The second matter is to do with what, in my view, is less well done by many teachers. Once learned, ie in one's brain, there is a need to practise recall. if we cannot recall then we cannot truly say something, in the academic sense, has been learned. The recall needs to be, as dog trainers know, proofed. I am in no way suggesting children are dogs other than to say that dogs trainers and good owners know that their dog needs to be taught to, say, sit in as many different environments and with as many different distractors as possible.
In multiple choice question parlance the wrong answers are called distractors. They are there to distract. The learning must be as secure as possible. So present children with answers that are similar, more similar as they become more secure. Make sure they are answering from their knowledge rather than using other clues. (Other clues are fine once we know they are secure in their learning.)
Testing, children testing the extent to which they know something, is an underused technique to aid memory.
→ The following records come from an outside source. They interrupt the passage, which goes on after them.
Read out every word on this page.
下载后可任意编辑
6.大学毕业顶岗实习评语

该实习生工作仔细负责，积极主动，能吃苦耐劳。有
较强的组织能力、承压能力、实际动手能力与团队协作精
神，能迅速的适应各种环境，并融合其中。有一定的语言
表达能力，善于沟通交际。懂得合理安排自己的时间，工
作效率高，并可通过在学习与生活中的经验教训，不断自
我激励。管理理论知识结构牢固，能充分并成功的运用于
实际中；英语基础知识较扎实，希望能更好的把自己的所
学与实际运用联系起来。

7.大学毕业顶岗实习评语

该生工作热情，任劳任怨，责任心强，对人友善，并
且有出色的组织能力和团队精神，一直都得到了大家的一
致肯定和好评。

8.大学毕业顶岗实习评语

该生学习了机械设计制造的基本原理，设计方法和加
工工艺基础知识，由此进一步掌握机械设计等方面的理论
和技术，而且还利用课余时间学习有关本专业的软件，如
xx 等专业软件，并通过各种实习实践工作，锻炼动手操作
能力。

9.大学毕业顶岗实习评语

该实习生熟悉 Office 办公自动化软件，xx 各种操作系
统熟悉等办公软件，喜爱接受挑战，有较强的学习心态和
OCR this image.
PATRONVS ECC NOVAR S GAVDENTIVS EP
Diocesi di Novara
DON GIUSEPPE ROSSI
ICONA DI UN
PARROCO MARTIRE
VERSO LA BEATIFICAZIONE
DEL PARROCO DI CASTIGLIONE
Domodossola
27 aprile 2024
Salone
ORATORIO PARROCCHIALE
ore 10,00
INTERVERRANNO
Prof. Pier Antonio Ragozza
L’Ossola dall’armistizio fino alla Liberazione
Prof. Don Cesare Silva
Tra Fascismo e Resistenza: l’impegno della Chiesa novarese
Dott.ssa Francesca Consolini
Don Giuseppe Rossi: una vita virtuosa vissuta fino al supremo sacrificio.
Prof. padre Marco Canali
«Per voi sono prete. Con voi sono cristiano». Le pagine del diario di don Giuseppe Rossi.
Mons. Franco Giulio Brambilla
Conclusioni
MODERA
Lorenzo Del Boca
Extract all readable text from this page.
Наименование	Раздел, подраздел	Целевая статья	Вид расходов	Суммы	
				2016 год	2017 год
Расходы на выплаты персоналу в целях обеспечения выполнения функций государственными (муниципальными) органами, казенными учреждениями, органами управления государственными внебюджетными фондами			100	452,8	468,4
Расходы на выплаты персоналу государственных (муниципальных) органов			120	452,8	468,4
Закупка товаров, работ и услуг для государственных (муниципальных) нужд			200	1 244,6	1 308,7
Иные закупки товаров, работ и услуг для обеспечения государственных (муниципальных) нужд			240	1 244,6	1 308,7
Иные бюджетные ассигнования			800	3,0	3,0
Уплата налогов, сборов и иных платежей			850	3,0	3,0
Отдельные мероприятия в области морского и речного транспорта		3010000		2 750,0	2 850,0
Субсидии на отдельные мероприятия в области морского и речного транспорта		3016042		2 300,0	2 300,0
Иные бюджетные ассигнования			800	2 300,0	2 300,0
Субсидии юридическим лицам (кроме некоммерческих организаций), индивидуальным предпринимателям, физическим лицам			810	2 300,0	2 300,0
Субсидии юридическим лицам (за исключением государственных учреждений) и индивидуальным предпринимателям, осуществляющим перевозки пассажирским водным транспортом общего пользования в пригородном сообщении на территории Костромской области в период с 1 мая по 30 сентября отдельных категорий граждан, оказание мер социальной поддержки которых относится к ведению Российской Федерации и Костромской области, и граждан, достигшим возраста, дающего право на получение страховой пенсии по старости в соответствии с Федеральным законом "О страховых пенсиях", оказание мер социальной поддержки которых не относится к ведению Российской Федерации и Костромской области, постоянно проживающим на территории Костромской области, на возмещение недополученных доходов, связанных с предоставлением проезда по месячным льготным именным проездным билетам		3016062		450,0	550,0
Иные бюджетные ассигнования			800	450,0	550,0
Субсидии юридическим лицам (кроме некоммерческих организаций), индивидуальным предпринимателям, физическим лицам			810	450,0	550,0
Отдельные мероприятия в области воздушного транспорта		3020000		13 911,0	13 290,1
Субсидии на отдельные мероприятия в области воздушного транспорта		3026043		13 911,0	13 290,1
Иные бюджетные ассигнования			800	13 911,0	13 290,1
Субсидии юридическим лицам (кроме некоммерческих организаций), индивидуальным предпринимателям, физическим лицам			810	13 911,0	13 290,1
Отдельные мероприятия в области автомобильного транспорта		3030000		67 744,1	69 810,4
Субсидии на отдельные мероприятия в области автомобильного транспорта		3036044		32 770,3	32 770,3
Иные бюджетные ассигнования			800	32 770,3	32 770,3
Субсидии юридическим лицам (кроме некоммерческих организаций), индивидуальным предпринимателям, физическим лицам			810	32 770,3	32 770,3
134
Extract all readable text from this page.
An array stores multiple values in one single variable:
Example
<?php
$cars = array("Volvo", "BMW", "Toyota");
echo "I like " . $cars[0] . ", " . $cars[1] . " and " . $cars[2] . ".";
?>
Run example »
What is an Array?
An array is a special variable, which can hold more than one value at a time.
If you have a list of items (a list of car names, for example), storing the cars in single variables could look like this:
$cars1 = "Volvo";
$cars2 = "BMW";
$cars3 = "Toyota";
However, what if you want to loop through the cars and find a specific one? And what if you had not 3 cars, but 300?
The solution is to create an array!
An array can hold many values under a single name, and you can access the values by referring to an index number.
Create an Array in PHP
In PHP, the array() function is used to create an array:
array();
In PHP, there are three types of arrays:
Not an important test like the one to decide which set you are in for GCSE physics but low stakes, the outcome is for you to know what you now need to relearn type of tests. We need lots of these. Short tests where the feedback allows a child to realise what he/she knows and does not know. If possible to know why they don't know whatever has been tested. Proper diagnostic testing. Teachers can write these tests. They do not have to be something external but it does require some thought if the test outcome is to be more than a simple list of what the child has answered correctly and what incorrectly. Write the test so that the outcome is for the child and not for the teacher to be able to record a mark.
So clarity of input and checking of what has been properly learned will support memory and recall.